Gazze krizi devam ederken, Yahudi-Filistinli dayanışması artıyor... Netanyahu çok korkuyor olmalı

Bu dayanışma eylemleri her gerçekleştiğinde, Netanyahu'nun iktidarda kalmak için kullandığı nefret dolu ırkçı söylemler zayıflıyor

Gazze krizi devam ederken Yahudi-Filistinli dayanışması da artıyor / Fotoğraf: The Independent 

Konuyla alakalı 5 yaşındayken duyduğum ilk hatıram, eski İsrail Başbakanı İzak Rabin'in suikaste kurban gittiği haberiydi. Bir Yahudi olarak İsraille olan ilişkim ayrım duvarı, yerleşim yerleri ve Gazze'deki açık hava hapishanesi atmosferinde gelişti.

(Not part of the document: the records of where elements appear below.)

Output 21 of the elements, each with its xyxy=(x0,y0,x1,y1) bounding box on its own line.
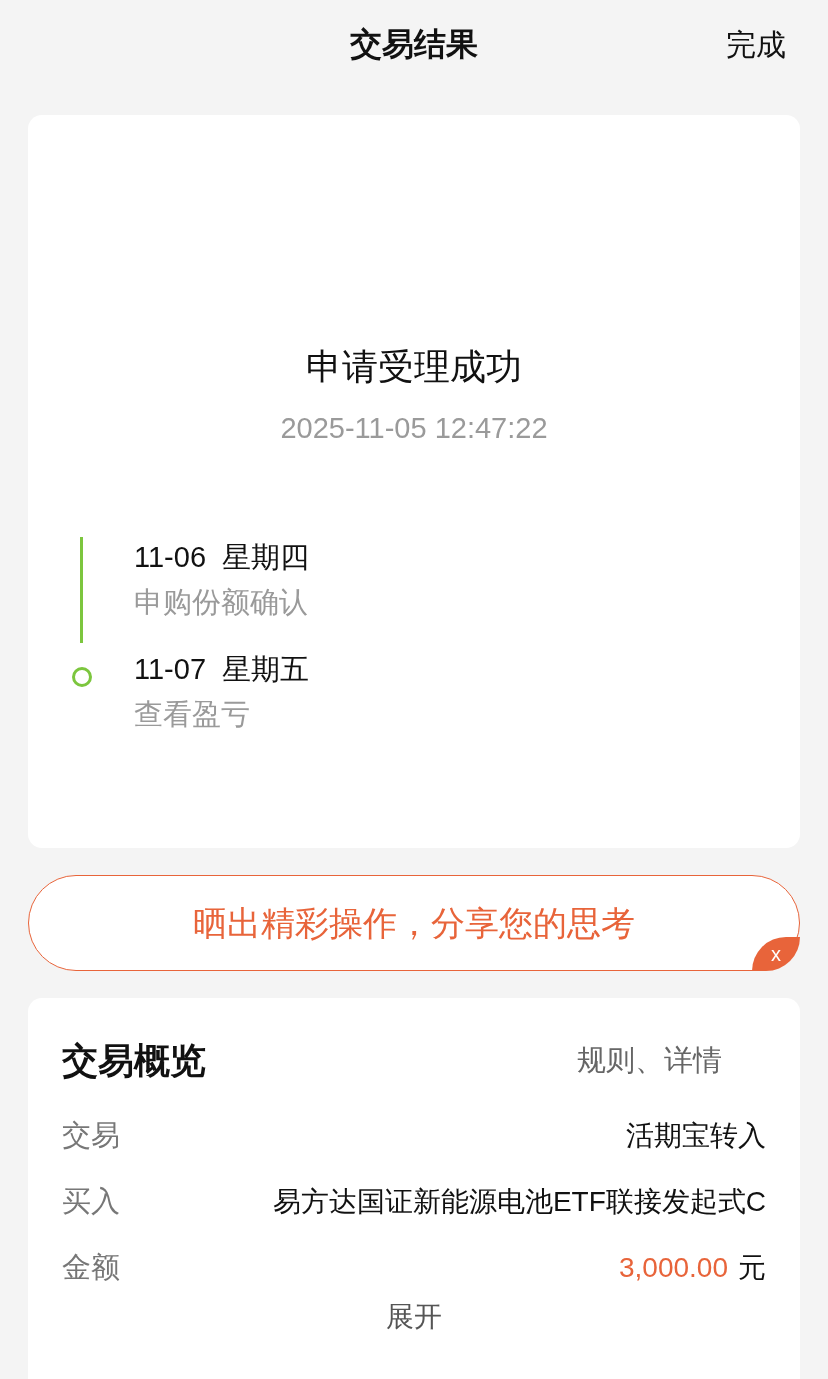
step-date: 11-07 星期五 xyxy=(134,651,311,687)
rules-details-link[interactable]: 规则、详情 xyxy=(577,1039,722,1083)
row-value: 3,000.00 xyxy=(619,1251,728,1285)
close-badge[interactable]: x xyxy=(752,937,800,971)
row-label: 交易 xyxy=(62,1118,120,1154)
step-description: 申购份额确认 xyxy=(134,584,309,620)
share-banner[interactable]: 晒出精彩操作，分享您的思考 x xyxy=(28,875,800,971)
page-title: 交易结果 xyxy=(350,25,478,64)
step-description: 查看盈亏 xyxy=(134,696,251,732)
row-label: 金额 xyxy=(62,1250,120,1286)
expand-button[interactable]: 展开 xyxy=(386,1296,442,1338)
timeline-node xyxy=(72,666,92,687)
currency-unit: 元 xyxy=(738,1251,766,1285)
done-button[interactable]: 完成 xyxy=(726,21,786,67)
step-date: 11-06 星期四 xyxy=(134,539,311,575)
result-time: 2025-11-05 12:47:22 xyxy=(280,411,548,446)
row-label: 买入 xyxy=(62,1184,120,1220)
overview-title: 交易概览 xyxy=(62,1039,206,1083)
row-value: 活期宝转入 xyxy=(626,1119,766,1153)
row-value: 易方达国证新能源电池ETF联接发起式C xyxy=(272,1185,766,1219)
result-title: 申请受理成功 xyxy=(306,345,522,389)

İşgal altındaki bölgelerde sürekli meydana gelen şiddet kahredici. Bu hafta sonu Gazze'de yine roket ve misilleme saldırıları gerçekleştiği haberlerini görünce umutsuzluğa kapıldık.

Şiddet, baskı ve acı işgalin bel kemiğidir. Geçen yıl 'Büyük Dönüş Yürüyüşü' sırasında, İsrail kuvvetlerinin sınırdaki çitlerde 52 kişiyi vurduğunu çoğumuz korku ve ümitsizlikle izlemiştik.

Gazze şeridini kontrol eden Hamas'ın devamlı suçlandığı sivil halka roket atmanın, hiçbir gerekçesi olamaz. Yine de İsrail/Filistin arasındaki durumun bir trajedi olduğunu da unutmamalıyız.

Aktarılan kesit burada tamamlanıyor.